Ogłoszono siódemkę nominowanych do Literackiej Nagrody Nike. Są powody do radości, ale i do rozczarowania. Oto lista:
- Aleksander Kaczorowski, „Ota Pavel. Pod powierzchnią”, Czarne
- Marcin Kołodziejczyk, „Prymityw. Epopeja narodowa”, Wielka Litera
- Małgorzata Rejmer, „Błoto słodsze niż miód”, Czarne
- Zyta Rudzka, „Krótka wymiana ognia”, WAB
- Juliusz Strachota, „Turysta polski w ZSRR”, korporacja ha!art
- Mariusz Szczygieł, „Nie ma”, Dowody na Istnienie
- Szczepan Twardoch, „Królestwo”, Wydawnictwo Literackie
Wspaniale, że nominowana jest powieść Zyty Rudzkiej „Krótka wymiana ognia”, laureatki tegorocznej Gdyni. To znakomita rzecz o wydostawaniu się z przeszłości za pomocą języka, traceniu życia i pisania. „Królestwo” Szczepana Twardocha jest z kolei książką poważniejszą i ciekawszą niż „Król”, bo jest to powieść o nieudanej asymilacji Żydów i zarazem przejmująca opowieść o zniszczonej Warszawie. Świetnie, że jest również nagrodzona Paszportem „Polityki” reporterska opowieść Małgorzaty Rejmer o Albanii i życiu w reżimie. Nie dziwi obecność Mariusza Szczygła czy biografii Oty Pavla pióra Aleksandra Kaczorowskiego.
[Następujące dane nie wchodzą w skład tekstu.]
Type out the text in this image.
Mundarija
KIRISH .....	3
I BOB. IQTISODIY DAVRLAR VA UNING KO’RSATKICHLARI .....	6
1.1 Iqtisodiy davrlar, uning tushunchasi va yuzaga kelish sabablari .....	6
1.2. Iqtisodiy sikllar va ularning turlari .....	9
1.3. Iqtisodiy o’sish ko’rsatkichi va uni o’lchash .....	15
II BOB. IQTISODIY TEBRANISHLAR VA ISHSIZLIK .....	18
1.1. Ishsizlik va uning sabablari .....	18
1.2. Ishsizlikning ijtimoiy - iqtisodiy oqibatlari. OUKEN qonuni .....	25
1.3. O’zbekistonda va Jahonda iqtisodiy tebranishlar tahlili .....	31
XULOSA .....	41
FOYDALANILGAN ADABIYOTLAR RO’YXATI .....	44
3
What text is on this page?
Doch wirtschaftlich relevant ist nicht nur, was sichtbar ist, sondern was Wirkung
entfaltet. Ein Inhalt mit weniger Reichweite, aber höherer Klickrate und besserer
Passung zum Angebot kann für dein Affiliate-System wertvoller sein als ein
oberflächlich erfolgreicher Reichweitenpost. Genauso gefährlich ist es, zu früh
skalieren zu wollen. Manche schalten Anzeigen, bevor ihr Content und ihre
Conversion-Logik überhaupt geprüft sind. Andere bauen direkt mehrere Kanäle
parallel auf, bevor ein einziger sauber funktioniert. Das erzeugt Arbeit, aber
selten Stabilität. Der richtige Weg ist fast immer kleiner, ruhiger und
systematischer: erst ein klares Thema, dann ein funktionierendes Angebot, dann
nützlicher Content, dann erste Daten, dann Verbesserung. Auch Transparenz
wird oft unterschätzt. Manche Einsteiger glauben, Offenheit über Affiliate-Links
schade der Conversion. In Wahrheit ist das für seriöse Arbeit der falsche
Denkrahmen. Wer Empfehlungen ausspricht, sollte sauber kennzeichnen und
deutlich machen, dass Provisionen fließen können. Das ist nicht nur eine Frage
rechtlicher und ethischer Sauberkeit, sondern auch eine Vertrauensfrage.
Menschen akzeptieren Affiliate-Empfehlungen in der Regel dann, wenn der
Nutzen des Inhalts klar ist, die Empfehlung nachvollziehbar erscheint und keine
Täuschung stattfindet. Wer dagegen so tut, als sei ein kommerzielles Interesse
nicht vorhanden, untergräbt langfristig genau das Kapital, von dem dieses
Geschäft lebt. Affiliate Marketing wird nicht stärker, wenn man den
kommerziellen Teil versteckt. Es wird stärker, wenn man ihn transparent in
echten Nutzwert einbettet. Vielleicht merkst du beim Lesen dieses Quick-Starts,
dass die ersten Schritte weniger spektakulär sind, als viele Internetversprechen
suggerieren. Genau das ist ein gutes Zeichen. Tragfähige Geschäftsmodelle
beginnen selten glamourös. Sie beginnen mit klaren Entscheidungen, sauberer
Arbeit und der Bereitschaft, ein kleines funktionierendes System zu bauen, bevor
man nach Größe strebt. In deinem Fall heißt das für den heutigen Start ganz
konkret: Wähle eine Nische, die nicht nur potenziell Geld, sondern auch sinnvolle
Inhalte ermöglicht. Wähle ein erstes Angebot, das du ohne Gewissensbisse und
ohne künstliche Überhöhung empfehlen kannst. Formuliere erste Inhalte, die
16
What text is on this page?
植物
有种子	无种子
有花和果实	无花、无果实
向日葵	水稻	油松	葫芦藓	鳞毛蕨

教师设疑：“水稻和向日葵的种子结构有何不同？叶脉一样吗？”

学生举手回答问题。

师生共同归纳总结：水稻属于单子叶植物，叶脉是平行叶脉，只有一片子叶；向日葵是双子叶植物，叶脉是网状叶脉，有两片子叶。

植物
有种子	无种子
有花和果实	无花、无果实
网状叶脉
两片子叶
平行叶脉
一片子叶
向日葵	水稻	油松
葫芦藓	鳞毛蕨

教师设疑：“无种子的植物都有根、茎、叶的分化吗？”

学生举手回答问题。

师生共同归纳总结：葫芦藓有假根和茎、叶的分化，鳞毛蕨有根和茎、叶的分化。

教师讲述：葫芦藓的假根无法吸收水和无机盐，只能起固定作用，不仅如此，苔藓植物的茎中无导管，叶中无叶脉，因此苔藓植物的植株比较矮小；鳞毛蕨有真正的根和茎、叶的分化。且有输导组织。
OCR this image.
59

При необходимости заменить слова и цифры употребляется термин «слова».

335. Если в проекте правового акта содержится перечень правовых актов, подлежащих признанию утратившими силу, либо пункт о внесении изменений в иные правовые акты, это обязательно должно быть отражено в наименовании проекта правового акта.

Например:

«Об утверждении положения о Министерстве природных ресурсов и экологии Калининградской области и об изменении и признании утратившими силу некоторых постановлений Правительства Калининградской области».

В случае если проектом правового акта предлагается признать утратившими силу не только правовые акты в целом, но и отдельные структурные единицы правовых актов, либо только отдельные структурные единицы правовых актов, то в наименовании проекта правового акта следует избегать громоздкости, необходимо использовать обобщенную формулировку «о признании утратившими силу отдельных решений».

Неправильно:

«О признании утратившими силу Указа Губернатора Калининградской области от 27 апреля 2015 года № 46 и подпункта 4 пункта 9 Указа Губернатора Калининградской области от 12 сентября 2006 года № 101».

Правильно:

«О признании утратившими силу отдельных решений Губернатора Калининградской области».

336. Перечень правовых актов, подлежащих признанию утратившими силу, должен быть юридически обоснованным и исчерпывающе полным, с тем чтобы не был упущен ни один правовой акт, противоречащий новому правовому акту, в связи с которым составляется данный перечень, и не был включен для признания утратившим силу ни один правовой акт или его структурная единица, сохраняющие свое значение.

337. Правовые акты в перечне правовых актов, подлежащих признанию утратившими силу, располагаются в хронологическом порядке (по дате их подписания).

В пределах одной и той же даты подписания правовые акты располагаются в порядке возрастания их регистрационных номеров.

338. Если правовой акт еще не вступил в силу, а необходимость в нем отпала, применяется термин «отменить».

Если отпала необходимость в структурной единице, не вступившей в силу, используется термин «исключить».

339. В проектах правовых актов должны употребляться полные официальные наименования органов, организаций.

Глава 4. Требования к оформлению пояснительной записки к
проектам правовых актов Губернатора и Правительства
Natomiast bardzo dziwi brak „Kontenera” Marka Bieńczyka, laureata Nike sprzed kilku lat, niezwykłej książki o żałobie, braku i obecności. Siódemka pomija w ogóle poezję, a przecież mieliśmy w zeszłym roku kilka książek znakomitych. Zniknęła też bogata eseistyka, której było sporo jeszcze w dwudziestce nominowanych.
Laureata lub laureatkę poznamy 6 października. Zwycięzca otrzyma 100 tys. zł i statuetkę projektu Gustawa Zemły. Organizatorami konkursu są Fundacja Nagrody Literackiej Nike i „Gazeta Wyborcza”, fundatorem jest Fundacja Agory.